Dyskusje o teatrze dotyczyły ostatnio głównie przemocy, pieniędzy, skandali i politycznych konkursów na dyrektorskie stanowiska. Na koniec roku przypomnijmy sobie jednak — niespodzianka! — o przedstawieniach, artyst(k)ach i rolach. Teatralna mapa Polski intensywnie się zmienia — warto ją sobie co jakiś czas odświeżyć. Oto subiektywny wybór siedmiu przedstawień 2024 roku, które zostaną ze mną na długo. Na koniec zaś — ważny bonus.

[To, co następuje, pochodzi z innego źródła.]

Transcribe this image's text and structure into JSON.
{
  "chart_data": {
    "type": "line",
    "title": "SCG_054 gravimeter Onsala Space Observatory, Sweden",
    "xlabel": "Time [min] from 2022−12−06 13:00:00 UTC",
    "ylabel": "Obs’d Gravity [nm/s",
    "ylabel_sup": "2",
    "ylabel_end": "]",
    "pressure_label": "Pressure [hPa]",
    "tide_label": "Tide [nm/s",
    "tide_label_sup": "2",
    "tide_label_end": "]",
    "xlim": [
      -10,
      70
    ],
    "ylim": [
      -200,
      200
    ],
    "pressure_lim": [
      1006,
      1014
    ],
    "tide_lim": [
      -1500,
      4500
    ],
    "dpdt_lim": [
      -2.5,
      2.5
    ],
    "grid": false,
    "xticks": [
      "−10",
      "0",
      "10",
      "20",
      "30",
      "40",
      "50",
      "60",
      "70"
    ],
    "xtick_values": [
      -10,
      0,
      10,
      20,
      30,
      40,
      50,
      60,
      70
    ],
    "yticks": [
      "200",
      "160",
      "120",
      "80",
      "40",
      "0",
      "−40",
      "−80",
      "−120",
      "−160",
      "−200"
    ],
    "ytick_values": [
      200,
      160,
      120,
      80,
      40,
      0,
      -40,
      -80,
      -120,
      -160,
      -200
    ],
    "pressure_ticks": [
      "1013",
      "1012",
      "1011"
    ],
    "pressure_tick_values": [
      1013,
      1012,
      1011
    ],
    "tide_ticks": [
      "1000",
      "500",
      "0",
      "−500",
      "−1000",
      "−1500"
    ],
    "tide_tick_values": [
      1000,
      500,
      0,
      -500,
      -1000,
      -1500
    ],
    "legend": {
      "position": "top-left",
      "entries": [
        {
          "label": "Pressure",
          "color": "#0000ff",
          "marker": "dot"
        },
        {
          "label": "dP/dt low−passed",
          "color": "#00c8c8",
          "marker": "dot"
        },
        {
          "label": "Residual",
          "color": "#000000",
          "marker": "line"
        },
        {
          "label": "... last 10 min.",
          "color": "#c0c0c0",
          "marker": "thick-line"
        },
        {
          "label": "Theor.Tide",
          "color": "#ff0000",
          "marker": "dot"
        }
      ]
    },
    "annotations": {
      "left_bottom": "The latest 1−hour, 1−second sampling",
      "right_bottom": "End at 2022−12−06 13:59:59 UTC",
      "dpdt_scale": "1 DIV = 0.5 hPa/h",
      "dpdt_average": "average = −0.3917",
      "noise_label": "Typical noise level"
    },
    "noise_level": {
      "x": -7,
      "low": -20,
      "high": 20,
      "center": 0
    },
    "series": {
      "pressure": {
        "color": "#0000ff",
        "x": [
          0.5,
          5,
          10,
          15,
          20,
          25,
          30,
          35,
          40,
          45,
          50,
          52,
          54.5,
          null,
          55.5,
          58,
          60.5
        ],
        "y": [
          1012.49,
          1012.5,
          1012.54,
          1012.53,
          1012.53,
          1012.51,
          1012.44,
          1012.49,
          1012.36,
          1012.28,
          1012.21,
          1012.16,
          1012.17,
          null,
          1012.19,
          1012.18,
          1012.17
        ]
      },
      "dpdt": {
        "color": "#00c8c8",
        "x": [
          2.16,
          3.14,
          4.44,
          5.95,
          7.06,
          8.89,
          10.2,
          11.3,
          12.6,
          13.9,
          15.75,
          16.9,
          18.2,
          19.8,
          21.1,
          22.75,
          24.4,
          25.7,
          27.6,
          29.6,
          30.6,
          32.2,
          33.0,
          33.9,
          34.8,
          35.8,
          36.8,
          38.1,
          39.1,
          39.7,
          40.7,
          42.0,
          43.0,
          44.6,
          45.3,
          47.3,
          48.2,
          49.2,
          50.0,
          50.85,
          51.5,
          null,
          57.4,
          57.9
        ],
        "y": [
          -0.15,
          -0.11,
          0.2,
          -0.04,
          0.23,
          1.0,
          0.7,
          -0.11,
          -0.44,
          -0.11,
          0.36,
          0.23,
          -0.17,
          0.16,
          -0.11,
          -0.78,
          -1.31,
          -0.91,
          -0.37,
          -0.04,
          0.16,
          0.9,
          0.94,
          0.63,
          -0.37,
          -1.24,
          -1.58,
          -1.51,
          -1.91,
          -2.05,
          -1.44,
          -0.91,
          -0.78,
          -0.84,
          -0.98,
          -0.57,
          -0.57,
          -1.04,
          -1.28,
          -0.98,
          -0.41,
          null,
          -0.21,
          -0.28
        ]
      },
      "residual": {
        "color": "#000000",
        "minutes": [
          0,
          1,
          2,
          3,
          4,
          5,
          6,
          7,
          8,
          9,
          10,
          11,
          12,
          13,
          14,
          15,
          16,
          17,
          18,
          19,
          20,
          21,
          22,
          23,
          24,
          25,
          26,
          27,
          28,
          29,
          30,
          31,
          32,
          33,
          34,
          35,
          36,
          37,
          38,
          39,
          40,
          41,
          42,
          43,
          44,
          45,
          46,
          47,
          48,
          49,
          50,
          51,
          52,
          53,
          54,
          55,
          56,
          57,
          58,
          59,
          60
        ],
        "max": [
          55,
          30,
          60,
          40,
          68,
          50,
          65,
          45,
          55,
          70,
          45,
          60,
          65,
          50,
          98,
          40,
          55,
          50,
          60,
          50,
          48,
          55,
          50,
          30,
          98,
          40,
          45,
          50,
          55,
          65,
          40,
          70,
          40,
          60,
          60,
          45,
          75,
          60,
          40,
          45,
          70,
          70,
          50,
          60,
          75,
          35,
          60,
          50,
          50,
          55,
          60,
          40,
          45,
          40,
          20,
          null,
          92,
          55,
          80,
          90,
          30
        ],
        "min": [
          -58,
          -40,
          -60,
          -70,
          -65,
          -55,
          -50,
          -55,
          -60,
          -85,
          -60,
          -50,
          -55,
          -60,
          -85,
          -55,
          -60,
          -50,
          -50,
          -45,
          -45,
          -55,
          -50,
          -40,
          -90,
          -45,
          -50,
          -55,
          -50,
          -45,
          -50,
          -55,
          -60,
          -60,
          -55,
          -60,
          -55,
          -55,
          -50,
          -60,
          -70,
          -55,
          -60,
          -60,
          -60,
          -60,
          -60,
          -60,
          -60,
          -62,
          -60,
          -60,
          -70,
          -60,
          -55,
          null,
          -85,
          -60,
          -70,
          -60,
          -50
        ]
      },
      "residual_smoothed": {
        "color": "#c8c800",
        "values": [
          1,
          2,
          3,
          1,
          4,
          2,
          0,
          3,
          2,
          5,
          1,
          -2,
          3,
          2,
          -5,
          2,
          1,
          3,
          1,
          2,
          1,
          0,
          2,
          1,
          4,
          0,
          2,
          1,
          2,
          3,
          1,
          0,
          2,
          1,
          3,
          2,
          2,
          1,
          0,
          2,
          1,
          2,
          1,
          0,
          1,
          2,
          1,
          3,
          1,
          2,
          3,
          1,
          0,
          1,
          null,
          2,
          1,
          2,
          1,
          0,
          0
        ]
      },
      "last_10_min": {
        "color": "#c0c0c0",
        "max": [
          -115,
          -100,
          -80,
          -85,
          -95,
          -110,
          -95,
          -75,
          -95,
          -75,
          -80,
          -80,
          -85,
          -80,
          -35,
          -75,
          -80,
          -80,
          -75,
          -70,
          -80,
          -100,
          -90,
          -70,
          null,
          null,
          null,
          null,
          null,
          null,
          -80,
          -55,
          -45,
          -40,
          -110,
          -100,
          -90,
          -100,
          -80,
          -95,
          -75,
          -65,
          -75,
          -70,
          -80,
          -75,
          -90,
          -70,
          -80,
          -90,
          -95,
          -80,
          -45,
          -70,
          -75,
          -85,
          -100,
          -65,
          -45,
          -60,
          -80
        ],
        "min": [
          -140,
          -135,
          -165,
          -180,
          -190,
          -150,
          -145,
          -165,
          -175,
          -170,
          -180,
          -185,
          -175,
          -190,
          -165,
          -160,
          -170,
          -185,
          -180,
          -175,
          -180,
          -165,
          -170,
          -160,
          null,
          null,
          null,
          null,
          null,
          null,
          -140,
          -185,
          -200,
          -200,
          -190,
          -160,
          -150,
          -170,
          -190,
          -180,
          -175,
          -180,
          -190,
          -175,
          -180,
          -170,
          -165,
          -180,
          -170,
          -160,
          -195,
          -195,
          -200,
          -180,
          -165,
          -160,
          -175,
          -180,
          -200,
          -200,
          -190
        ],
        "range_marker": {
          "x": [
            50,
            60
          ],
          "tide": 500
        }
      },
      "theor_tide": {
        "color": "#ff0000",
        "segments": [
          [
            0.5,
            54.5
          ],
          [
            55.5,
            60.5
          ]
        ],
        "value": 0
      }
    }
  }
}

  1. Nie ma tu tematów tabu. „Chłopki" w Teatrze Modrzejewskiej w Legnicy

Bezczelny, jadowicie śmieszny, a nieraz przejmujący spektakl, luźno inspirowany książkowym bestsellerem Joanny Kuciel-Frydryszak. Gdy polska inteligencja po latach fantazji o dworkach i herbach nauczyła się wzruszać również losem małorolnej prababki, teatralny duet — Jędrzej Piaskowski i Hubert Sulima — dba o to, by nie było za łatwo, za gładko i za miło.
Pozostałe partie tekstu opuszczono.